Bizler yapacağımız işlerden, sorumluluklarımızdan en ufak sebeplerle kurtulmaya çalışır, bahaneler üretiriz. En ufak sıkıntıda ümitsizliğe düşer, vazgeçeriz. En azından bu kitabı okumadan önce çoğu kişi - ben de dahil- böyledir. Doğan Cüceloğlu, on bir yaşında kör olan ve büyük işler başaran Gültekin Yazgan ve yol arkadaşı Tülay Yazgan'ın hikayesini "Onlar Benim Kahramanım" diyerek bu kitabında anlatmış.
Peki nedir o büyük işler? O zamanlar körler için yeterli imkan olmamasına rağmen Braille alfabesini -körlerin özel alfabesi-okuyup yazmayı öğreniyor.
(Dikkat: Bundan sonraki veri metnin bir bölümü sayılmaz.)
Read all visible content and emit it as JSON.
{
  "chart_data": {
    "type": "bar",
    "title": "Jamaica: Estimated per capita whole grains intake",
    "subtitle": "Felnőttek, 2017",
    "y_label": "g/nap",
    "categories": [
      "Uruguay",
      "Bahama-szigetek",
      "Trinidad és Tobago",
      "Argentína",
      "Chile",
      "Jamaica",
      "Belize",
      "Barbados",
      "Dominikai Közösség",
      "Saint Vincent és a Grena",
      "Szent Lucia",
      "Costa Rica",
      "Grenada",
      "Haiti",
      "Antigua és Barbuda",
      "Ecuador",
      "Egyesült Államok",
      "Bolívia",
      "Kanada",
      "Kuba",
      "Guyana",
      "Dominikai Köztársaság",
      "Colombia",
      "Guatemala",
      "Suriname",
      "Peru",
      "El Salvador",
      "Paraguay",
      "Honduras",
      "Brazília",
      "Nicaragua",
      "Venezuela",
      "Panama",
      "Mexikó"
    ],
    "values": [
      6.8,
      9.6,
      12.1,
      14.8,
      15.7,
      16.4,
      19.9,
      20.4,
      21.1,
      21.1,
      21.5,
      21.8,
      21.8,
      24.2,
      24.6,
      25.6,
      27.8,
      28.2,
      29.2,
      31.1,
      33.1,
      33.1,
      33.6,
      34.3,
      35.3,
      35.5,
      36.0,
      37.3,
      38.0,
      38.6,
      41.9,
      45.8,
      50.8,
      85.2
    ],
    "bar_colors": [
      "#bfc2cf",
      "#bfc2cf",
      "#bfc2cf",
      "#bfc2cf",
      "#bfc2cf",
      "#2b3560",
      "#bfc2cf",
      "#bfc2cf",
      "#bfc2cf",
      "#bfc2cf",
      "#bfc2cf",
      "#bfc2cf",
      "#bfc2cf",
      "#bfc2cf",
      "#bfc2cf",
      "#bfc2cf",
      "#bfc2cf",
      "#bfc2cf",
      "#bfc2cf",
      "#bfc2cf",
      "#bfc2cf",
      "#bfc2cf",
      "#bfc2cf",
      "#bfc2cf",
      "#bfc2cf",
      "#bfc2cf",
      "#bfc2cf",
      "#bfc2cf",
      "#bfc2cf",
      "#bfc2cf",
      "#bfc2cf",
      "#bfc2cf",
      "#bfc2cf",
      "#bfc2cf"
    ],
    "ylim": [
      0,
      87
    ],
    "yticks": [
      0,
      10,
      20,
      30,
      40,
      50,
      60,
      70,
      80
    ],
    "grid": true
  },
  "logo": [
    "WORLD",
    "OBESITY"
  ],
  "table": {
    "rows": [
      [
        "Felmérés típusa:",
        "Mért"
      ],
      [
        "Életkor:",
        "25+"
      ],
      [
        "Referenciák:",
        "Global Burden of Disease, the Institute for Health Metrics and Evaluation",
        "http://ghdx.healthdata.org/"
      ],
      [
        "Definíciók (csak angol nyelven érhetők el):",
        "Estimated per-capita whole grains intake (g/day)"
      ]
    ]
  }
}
Ana dili gibi İngilizce öğreniyor. Üniversite bitiriyor ve avukat oluyor. Asıl mesleğine ara vererek körlere öpretmenlik yapıyor. Kör olduğu için herkesin ümidini kestiği milyonlarca kişiye ses ve yol gösterici oluyor, tavsiyeler veriyor. Peki ya biz? Gültekin Yazgan'da olmayan imkanlara sahip olan biz? Hâlâ harekete geçmiyor muyuz?
Doğan Cüceloğlu kitaba "Onların yaşamını bilmek Türkiye'yi zenginleştirecekti; buna inanıyordum." diyerek başlamış ve "Türkiye'nin onları tanıması toplumumuzu zenginleştirecektir, demiştim. Umarım şimdi siz de benim gibi düşünüyorsunuzdur." diyerek bitirmiş. Ben öyle düşünüyorum ve eminim Gültekin Yazgan'ı araştıran herkes öyle düşünecektir.